Only a year ago, Hurricane Irene sent walls of water and mud some estimated at eight feet high down Prattville’s main street, demolishing just about every other structure and leaving several feet of brownish red mud. Ruination is still very much in evidence, with vacant abandoned buildings looking something like Berlinafter the war. The storm spared few.

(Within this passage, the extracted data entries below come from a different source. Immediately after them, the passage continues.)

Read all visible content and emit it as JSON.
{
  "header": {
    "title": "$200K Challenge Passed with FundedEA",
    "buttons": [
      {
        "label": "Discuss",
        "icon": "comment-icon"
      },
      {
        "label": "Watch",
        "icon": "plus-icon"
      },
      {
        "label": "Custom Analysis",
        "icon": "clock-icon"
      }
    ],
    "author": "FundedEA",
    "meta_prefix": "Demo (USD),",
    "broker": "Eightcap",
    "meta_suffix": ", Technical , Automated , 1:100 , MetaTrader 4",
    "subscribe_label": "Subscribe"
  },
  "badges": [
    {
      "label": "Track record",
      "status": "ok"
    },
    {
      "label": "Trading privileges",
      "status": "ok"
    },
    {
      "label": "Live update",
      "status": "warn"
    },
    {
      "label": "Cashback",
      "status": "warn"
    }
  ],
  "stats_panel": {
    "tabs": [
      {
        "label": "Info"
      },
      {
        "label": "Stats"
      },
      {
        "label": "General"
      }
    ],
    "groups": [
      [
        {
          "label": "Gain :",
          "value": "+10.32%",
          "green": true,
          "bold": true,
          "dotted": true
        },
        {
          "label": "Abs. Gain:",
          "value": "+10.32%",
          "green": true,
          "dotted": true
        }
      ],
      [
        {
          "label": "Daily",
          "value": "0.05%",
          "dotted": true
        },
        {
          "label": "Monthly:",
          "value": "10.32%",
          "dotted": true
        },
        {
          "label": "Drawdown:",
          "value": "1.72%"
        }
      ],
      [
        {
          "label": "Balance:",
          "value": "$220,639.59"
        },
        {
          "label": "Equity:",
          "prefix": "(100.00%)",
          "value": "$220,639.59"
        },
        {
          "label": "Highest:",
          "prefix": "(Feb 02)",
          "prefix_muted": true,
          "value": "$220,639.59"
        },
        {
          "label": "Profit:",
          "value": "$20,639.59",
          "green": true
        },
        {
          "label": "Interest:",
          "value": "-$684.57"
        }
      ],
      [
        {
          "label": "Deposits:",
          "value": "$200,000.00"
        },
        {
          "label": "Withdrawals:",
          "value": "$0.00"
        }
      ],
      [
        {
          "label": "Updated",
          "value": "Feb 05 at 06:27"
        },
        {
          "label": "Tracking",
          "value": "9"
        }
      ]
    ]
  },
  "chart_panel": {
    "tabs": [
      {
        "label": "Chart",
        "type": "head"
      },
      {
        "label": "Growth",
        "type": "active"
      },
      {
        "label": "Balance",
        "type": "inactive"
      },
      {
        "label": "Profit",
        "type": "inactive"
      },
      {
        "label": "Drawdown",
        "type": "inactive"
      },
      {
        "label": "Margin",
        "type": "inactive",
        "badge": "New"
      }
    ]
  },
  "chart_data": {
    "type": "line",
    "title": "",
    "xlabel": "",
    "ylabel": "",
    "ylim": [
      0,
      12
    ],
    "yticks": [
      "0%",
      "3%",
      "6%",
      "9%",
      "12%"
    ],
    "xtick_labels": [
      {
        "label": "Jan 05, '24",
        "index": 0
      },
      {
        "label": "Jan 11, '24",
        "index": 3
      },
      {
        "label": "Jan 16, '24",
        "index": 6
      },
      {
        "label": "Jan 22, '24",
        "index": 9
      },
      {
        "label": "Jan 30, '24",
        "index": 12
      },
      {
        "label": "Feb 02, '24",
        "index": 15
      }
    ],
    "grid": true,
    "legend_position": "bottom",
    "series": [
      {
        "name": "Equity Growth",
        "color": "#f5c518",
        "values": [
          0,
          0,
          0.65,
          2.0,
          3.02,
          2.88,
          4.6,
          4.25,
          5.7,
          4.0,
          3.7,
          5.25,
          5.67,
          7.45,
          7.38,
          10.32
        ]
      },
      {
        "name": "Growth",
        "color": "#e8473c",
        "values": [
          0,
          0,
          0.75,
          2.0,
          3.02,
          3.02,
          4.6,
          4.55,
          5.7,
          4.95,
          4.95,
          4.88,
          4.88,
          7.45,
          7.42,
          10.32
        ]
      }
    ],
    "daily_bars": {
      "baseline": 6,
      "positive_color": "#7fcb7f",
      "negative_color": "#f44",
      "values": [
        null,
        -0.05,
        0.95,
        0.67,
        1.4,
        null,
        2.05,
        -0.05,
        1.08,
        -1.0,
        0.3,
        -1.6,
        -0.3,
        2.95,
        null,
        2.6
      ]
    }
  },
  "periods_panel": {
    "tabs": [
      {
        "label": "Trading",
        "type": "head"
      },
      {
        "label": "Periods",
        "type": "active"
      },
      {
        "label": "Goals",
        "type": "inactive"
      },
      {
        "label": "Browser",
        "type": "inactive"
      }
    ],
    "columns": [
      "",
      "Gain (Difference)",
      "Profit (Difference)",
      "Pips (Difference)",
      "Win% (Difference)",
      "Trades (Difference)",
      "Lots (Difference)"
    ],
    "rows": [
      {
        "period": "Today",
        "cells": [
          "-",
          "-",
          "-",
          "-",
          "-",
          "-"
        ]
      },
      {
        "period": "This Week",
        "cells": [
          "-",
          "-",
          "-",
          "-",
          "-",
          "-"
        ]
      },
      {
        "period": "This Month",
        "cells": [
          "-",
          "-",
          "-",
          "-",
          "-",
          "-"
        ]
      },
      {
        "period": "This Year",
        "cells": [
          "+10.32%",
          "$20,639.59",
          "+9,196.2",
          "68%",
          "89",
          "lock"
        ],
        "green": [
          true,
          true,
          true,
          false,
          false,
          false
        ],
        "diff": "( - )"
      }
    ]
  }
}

The historic home of Prattsville founder Zadock Pratt (1790-1871) on the main street had been five feet deep in water and mud.

And yet the spirits of townsfolk we talked to were high, something we’re seeing all over a region so hard hit by Irene. A 19-year-old girl was selling dollar cloth bracelets she had made to help her grandparents rebuild their home. “We Survived Irene” T-shirts were everywhere.

Uplanders spared the storm flocked to help their creekside neighbors. Insurance companies didn’t get very high marks, but rescue personnel did.

“All you folks seem to know each other,” I said to a man handing out free chocolate [naturally] homemade ice cream. “We do now,” he replied.

On Sunday, Prattsville celebrated a year of hard work and recovery, with guarded optimism about the future.

“There’s an awful lot left to do,” a dairy farmer’s wife told us. “Some people just won’t be coming back. We just hope that people don’t forget us.”

 

Yo, baby

The ultimate symbol of hope, of course, is a newborn and so for the first time in her life, Isabella Rose Parete appears in her parents’ very favorite political column. Isabella, a healthy six-pounder who may have a brother Ferdinand some day, was born to county Legislator Rob Parete and wife Nicole Tucker of Saugerties on Aug. 15 at Northern Dutchess Hospital. After some anxious moments, the family has settled back in their home in Stone Ridge.